We hired some seasonal help - and one of them is a younger guy (who I had kind of a crush on) who started bugging me about what it meant. I told him he was too innocent to know if he didn't recognize the flags. He took offense (cause he really isn't that innocent, just young) and bugged me ridiculously until I told him what each one was. He admitted he had thought I was gay when he first saw it but was then confused when he heard I was married to a man. He asked some about polyamory, and I gave him the briefest sketch - his mind was utterly blown. "He [your husband] has sex with whoever he wants???" was pretty much the gist of his reaction. lol. So that was very embarrassing, but he's been calm and hasn't outed me to the rest of the office yet, so I suppose it went as well as it could have gone barring simply clamming up and refusing to tell him, which would have kind of defeated the purpose of wearing it anyway.
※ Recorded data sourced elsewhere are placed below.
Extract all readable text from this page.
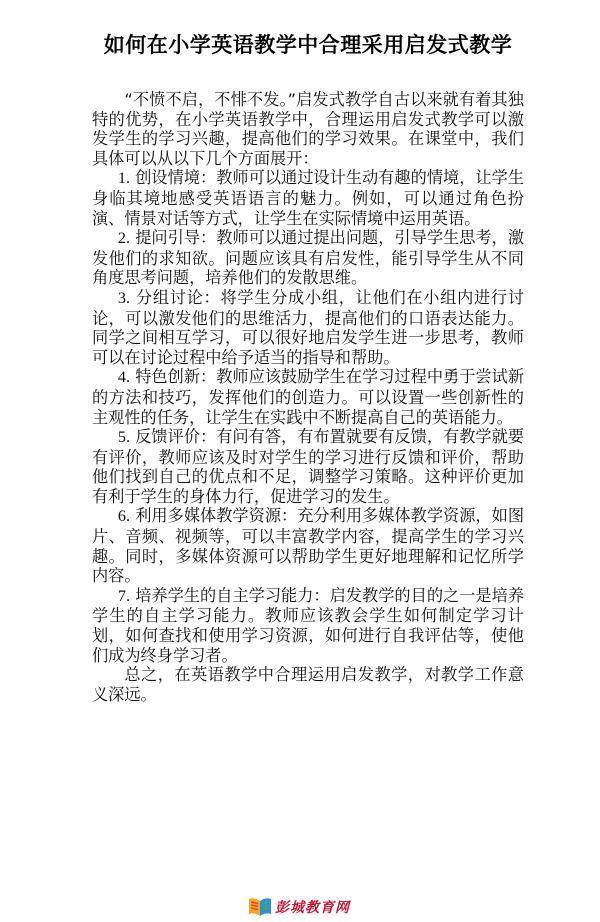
如何在小学英语教学中合理采用启发式教学

“不愤不启，不悱不发。”启发式教学自古以来就有着其独特的优势，在小学英语教学中，合理运用启发式教学可以激发学生的学习兴趣，提高他们的学习效果。在课堂中，我们具体可以从以下几个方面展开：

1. 创设情境：教师可以通过设计生动有趣的情境，让学生身临其境地感受英语语言的魅力。例如，可以通过角色扮演、情景对话等方式，让学生在实际情境中运用英语。

2. 提问引导：教师可以通过提出问题，引导学生思考，激发他们的求知欲。问题应该具有启发性，能引导学生从不同角度思考问题，培养他们的发散思维。

3. 分组讨论：将学生分成小组，让他们在小组内进行讨论，可以激发他们的思维活力，提高他们的口语表达能力。同学之间相互学习，可以很好地启发学生进一步思考，教师可以在讨论过程中给予适当的指导和帮助。

4. 特色创新：教师应该鼓励学生在学习过程中勇于尝试新的方法和技巧，发挥他们的创造力。可以设置一些创新性的主观性的任务，让学生在实践中不断提高自己的英语能力。

5. 反馈评价：有问有答，有布置就要有反馈，有教学就要有评价，教师应该及时对学生的学习进行反馈和评价，帮助他们找到自己的优点和不足，调整学习策略。这种评价更加有利于学生的身体力行，促进学习的发生。

6. 利用多媒体教学资源：充分利用多媒体教学资源，如图片、音频、视频等，可以丰富教学内容，提高学生的学习兴趣。同时，多媒体资源可以帮助学生更好地理解和记忆所学内容。

7. 培养学生的自主学习能力：启发教学的目的之一是培养学生的自主学习能力。教师应该教会学生如何制定学习计划，如何查找和使用学习资源，如何进行自我评估等，使他们成为终身学习者。

总之，在英语教学中合理运用启发教学，对教学工作意义深远。

彭城教育网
One of our regular seasonal people is a middle aged unmarried woman, who is very sweet, but also very catholic and very innocent. She started confiding in me the difficulties she's having with her current sort-of boyfriend, who she is in a long distance relationship with, and then started dismissing anything I said with an 'oh, you're married, you wouldn't understand'. I finally pointed to the poly flag on my wrist. She asked me to take off the bracelet and examined it. She asked what it meant - I only told her that one, as it was the only relevant one, and she asked even less questions than the previous guy. But it really opened her eyes that I didn't fit in the box she always assumed I fit into, and it seemed to really reassure her that she could talk about relationships with me, and I would try to understand and help, and that I might actually have relevant advice. So that went really well and wasn't embarrassing or weird at all, it seemed like she was relieved to have someone to talk to.
So basically I just let the bracelet talk for me; I'm still primarily in the closet, but the door is open, if someone wants to look in.